Obesity in patients with HFrEF lowered all-cause mortality versus normal weight (HR 0.46), but elevated peak VO2 was associated with a U-shaped mortality curve (P for interaction=0.001).
Does peak VO2 modify the survival advantage of obesity in patients with HFrEF?
In patients with HFrEF, obesity is associated with a survival benefit, but this advantage may diminish at higher levels of exercise capacity, demonstrating a U-shaped relationship between peak VO2 and mortality.

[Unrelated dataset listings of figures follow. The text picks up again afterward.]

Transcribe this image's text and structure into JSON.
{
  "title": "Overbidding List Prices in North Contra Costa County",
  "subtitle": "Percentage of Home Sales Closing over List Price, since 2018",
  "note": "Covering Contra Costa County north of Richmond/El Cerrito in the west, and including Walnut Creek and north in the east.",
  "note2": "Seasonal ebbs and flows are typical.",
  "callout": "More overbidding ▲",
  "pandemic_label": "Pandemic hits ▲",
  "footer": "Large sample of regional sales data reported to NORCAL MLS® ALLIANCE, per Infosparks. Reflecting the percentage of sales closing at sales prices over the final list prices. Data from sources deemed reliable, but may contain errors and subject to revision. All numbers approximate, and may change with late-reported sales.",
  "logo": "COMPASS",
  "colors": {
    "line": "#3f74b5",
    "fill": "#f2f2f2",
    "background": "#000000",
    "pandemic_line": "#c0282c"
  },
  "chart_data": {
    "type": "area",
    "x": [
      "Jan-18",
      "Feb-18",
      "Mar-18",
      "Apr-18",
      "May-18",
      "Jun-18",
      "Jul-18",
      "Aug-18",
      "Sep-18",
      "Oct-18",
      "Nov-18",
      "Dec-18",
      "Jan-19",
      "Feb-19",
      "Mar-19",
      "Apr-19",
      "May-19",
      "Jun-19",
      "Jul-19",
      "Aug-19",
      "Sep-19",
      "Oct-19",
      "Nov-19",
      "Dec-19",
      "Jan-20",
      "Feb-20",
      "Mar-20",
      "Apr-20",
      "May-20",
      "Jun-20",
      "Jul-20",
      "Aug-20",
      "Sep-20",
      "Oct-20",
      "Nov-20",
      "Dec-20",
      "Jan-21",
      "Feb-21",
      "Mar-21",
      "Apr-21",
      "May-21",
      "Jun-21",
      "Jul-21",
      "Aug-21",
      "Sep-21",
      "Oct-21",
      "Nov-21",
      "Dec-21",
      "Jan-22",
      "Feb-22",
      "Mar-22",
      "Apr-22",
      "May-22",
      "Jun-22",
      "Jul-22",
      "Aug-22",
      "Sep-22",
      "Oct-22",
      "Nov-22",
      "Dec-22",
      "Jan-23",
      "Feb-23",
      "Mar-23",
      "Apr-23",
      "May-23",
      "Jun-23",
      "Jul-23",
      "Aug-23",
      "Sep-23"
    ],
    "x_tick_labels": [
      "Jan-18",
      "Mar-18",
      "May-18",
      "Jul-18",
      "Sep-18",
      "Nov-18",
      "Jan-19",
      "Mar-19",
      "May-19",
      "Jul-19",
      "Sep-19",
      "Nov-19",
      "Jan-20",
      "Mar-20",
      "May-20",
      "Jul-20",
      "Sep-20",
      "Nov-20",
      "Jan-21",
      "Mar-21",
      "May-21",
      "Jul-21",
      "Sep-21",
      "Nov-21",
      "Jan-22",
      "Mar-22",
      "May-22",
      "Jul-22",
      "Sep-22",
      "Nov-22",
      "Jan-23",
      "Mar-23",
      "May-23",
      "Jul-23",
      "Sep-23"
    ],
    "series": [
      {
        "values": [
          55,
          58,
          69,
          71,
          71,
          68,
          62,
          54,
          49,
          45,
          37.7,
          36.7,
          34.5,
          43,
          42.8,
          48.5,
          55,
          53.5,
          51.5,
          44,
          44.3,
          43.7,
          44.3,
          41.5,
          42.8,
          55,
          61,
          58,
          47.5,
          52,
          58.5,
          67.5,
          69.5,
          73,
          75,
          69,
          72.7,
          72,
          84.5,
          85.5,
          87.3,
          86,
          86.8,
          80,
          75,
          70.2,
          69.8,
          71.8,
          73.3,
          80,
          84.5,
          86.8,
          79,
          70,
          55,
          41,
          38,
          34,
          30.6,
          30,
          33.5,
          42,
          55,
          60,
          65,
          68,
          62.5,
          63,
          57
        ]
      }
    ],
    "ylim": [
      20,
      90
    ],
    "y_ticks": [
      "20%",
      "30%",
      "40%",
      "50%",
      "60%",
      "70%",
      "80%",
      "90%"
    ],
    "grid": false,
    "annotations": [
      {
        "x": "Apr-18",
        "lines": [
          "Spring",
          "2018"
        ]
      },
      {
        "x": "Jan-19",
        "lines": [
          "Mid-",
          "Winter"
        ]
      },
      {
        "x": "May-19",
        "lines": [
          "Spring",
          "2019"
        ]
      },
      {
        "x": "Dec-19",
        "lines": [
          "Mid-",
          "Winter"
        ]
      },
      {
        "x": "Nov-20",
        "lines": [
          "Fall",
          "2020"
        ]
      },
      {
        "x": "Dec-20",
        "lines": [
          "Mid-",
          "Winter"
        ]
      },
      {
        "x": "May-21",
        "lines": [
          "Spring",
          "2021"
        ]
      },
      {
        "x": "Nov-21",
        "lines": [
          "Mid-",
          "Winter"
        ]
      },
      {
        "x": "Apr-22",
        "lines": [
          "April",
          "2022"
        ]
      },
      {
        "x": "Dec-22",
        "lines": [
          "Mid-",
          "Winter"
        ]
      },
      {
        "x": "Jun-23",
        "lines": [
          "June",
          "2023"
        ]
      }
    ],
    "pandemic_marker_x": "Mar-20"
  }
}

Absolute Event Rate: 0% vs 0%
Background: Obesity is linked to adverse health effects, but paradoxically improves survival in heart failure (HF). Peak oxygen consumption (VO 2 ), a measure of exercise capacity, is a key prognostic indicator in HF. We examined the interaction between obesity and peak VO 2 in predicting survival in patients with HF with reduced ejection fraction (HFrEF). Methods: We retrospectively reviewed 18,879 patients who underwent maximal cardiopulmonary exercise testing using the modified Bruce ramp protocol between 2012 and 2020. The inclusion criteria were left ventricular ejection fraction 18.5 kg/m 2 . Patients were classified as those with normal weight (BMI: 18.5–22.9 kg/m 2 ), overweight (23.0–24.9 kg/m 2 ), or obesity (≥25.0 kg/m 2 ) per 2020 Korean Society for the Study of Obesity guidelines. Results: For the 819 included patients (292 with normal weight, 197 with overweight, 330 with obesity), median age was 59 (interquartile range IQR: 49–67) years, 75.2% were male, and the median BMI was 24.1 (IQR: 22.1–26.5) kg/m 2 . Patients with obesity achieved the highest workload, peak VO 2 , and exercise time (all P < 0.001). They also had lower all-cause mortality versus patients with normal weight (hazard ratio 0.46, 95% confidence interval 0.25–0.82, P = 0.009). In patients with obesity, elevated peak VO 2 was associated with a U-shaped mortality curve, unlike the linear relationship in other groups ( P for interaction = 0.001). Conclusions: Patients with obesity and HFrEF showed better survival, consistent with the obesity paradox. However, the U-shaped relationship between peak VO 2 and mortality in this group suggests the survival advantage may diminish at higher levels of exercise capacity, warranting further investigation.
Kim et al. (Sun,) reported a other. Obesity in patients with HFrEF lowered all-cause mortality versus normal weight (HR 0.46), but elevated peak VO2 was associated with a U-shaped mortality curve (P for interaction=0.001).